NCPA Advocacy Center Update – Week Ending April 8, 2017

Medicare Pharmacy Choice and Access House Bill Introduced This Week: The Ensuring Seniors Access to Local Pharmacies Act, H.R. 1939, was introduced by Reps. Morgan Griffith (R-VA) and Peter Welch (D-VT) on April 5th. The bill would allow community pharmacies in medically underserved areas to participate in Medicare Part D preferred pharmacy networks if they can meet the terms and conditions the networks require.  Enactment of this bill would help many Medicare patients across the country who reside in highly rural and low-income urban areas across the country and we thank the sponsors for their leadership.

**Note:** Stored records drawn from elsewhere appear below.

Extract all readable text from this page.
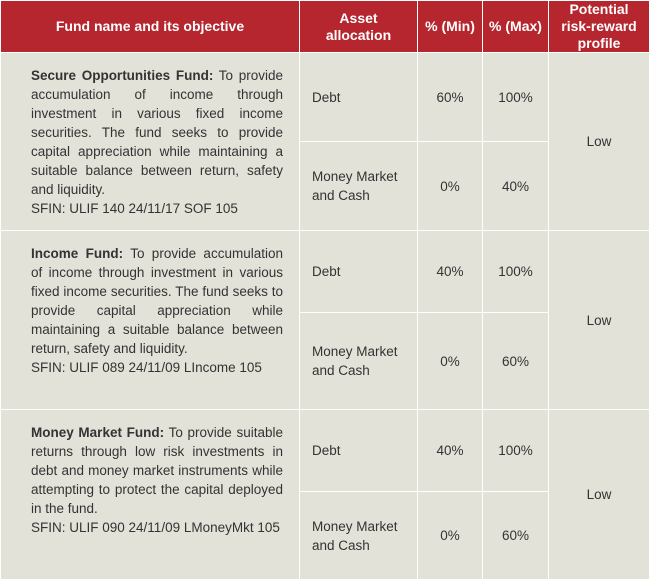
Fund name and its objective	Asset allocation	% (Min)	% (Max)	Potential risk-reward profile
Secure Opportunities Fund: To provide accumulation of income through investment in various fixed income securities. The fund seeks to provide capital appreciation while maintaining a suitable balance between return, safety and liquidity.
SFIN: ULIF 140 24/11/17 SOF 105	Debt	60%	100%	Low
	Money Market and Cash	0%	40%	
Income Fund: To provide accumulation of income through investment in various fixed income securities. The fund seeks to provide capital appreciation while maintaining a suitable balance between return, safety and liquidity.
SFIN: ULIF 089 24/11/09 LIncome 105	Debt	40%	100%	Low
	Money Market and Cash	0%	60%	
Money Market Fund: To provide suitable returns through low risk investments in debt and money market instruments while attempting to protect the capital deployed in the fund.
SFIN: ULIF 090 24/11/09 LMoneyMkt 105	Debt	40%	100%	Low
	Money Market and Cash	0%	60%	
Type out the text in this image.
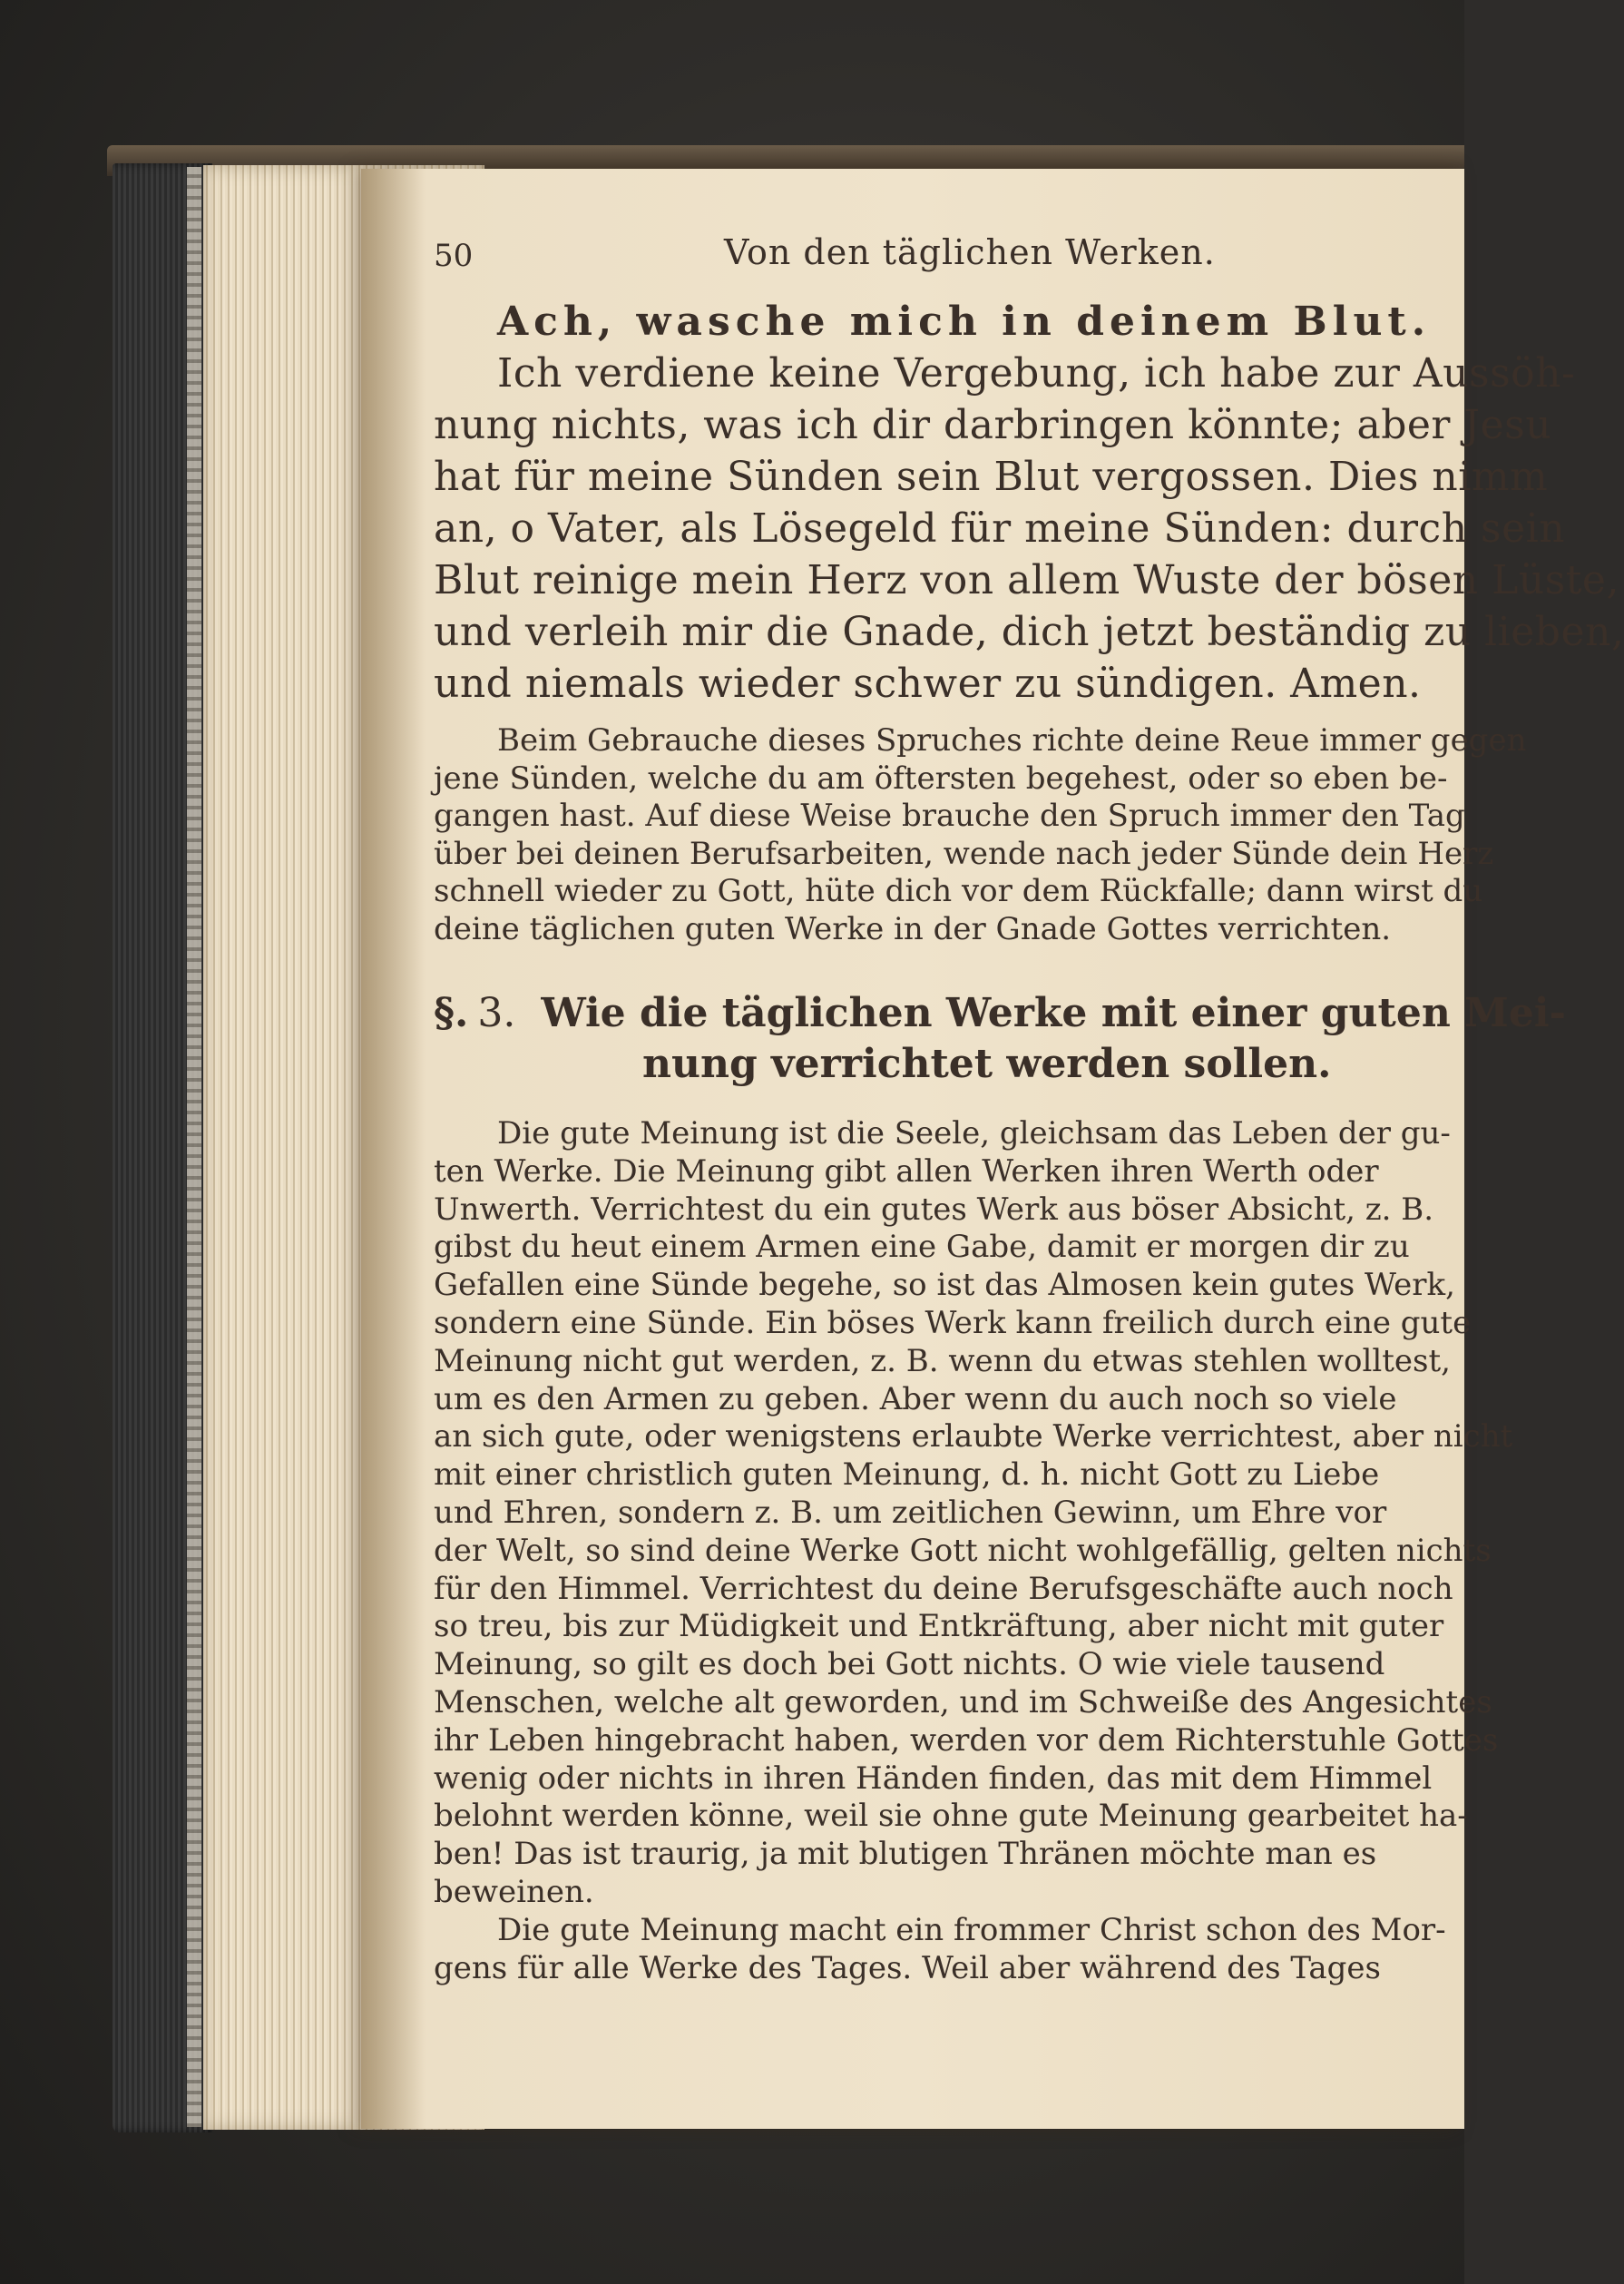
50	Von den täglichen Werken.
Ach, wasche mich in deinem Blut.
Ich verdiene keine Vergebung, ich habe zur Aussöh-
nung nichts, was ich dir darbringen könnte; aber Jesu
hat für meine Sünden sein Blut vergossen. Dies nimm
an, o Vater, als Lösegeld für meine Sünden: durch sein
Blut reinige mein Herz von allem Wuste der bösen Lüste,
und verleih mir die Gnade, dich jetzt beständig zu lieben,
und niemals wieder schwer zu sündigen. Amen.
Beim Gebrauche dieses Spruches richte deine Reue immer gegen
jene Sünden, welche du am öftersten begehest, oder so eben be-
gangen hast. Auf diese Weise brauche den Spruch immer den Tag
über bei deinen Berufsarbeiten, wende nach jeder Sünde dein Herz
schnell wieder zu Gott, hüte dich vor dem Rückfalle; dann wirst du
deine täglichen guten Werke in der Gnade Gottes verrichten.
§. 3. Wie die täglichen Werke mit einer guten Mei-
nung verrichtet werden sollen.
Die gute Meinung ist die Seele, gleichsam das Leben der gu-
ten Werke. Die Meinung gibt allen Werken ihren Werth oder
Unwerth. Verrichtest du ein gutes Werk aus böser Absicht, z. B.
gibst du heut einem Armen eine Gabe, damit er morgen dir zu
Gefallen eine Sünde begehe, so ist das Almosen kein gutes Werk,
sondern eine Sünde. Ein böses Werk kann freilich durch eine gute
Meinung nicht gut werden, z. B. wenn du etwas stehlen wolltest,
um es den Armen zu geben. Aber wenn du auch noch so viele
an sich gute, oder wenigstens erlaubte Werke verrichtest, aber nicht
mit einer christlich guten Meinung, d. h. nicht Gott zu Liebe
und Ehren, sondern z. B. um zeitlichen Gewinn, um Ehre vor
der Welt, so sind deine Werke Gott nicht wohlgefällig, gelten nichts
für den Himmel. Verrichtest du deine Berufsgeschäfte auch noch
so treu, bis zur Müdigkeit und Entkräftung, aber nicht mit guter
Meinung, so gilt es doch bei Gott nichts. O wie viele tausend
Menschen, welche alt geworden, und im Schweiße des Angesichtes
ihr Leben hingebracht haben, werden vor dem Richterstuhle Gottes
wenig oder nichts in ihren Händen finden, das mit dem Himmel
belohnt werden könne, weil sie ohne gute Meinung gearbeitet ha-
ben! Das ist traurig, ja mit blutigen Thränen möchte man es
beweinen.
Die gute Meinung macht ein frommer Christ schon des Mor-
gens für alle Werke des Tages. Weil aber während des Tages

Administration Outreach:  NCPA staff had a productive meeting with Mr. George Sifakis, Assistant to the President and Director of the Office of Public Liaison at the White House this week.  Mr. Sifakis is responsible for communicating and interacting with various interest groups to further the goals and policies of the Trump administration.  At the meeting NCPA provided an overview of the independent pharmacy marketplace and that as small business health care providers NCPA and its members are willing to partner with the administration on an array of issues including drug pricing, small business growth/tax reform and opioid abuse remedies.

Urge Your Legislator to Voice Support for TRICARE Pharmacy Pilot Program:  The FY2017 National Defense Authorization Act (NDAA) authorized the Secretary of Defense to implement a pilot program to allow the Department of Defense (DoD) to access lower pricing for prescriptions dispensed at retail pharmacies. If authorized by the Secretary, this pilot would reduce prescription costs for the DoD, expand TRICARE beneficiary choice and access to prescription drugs at retail pharmacies, and streamline DoD administrative and prescription drug rebate processes. Please take a moment and contact your Representative (you can look up their contact information on the NCPA Legislative Action Center) and ask them to sign-on to a bipartisan letter led by Representatives Mike Coffman (R-CO), Walter Jones (R-NC) and Robert Brady (R-PA) to the Secretary of Defense urging him to utilize his authority to authorize this prescription drug pilot program. The deadline for legislators to sign-on is Friday, April 14.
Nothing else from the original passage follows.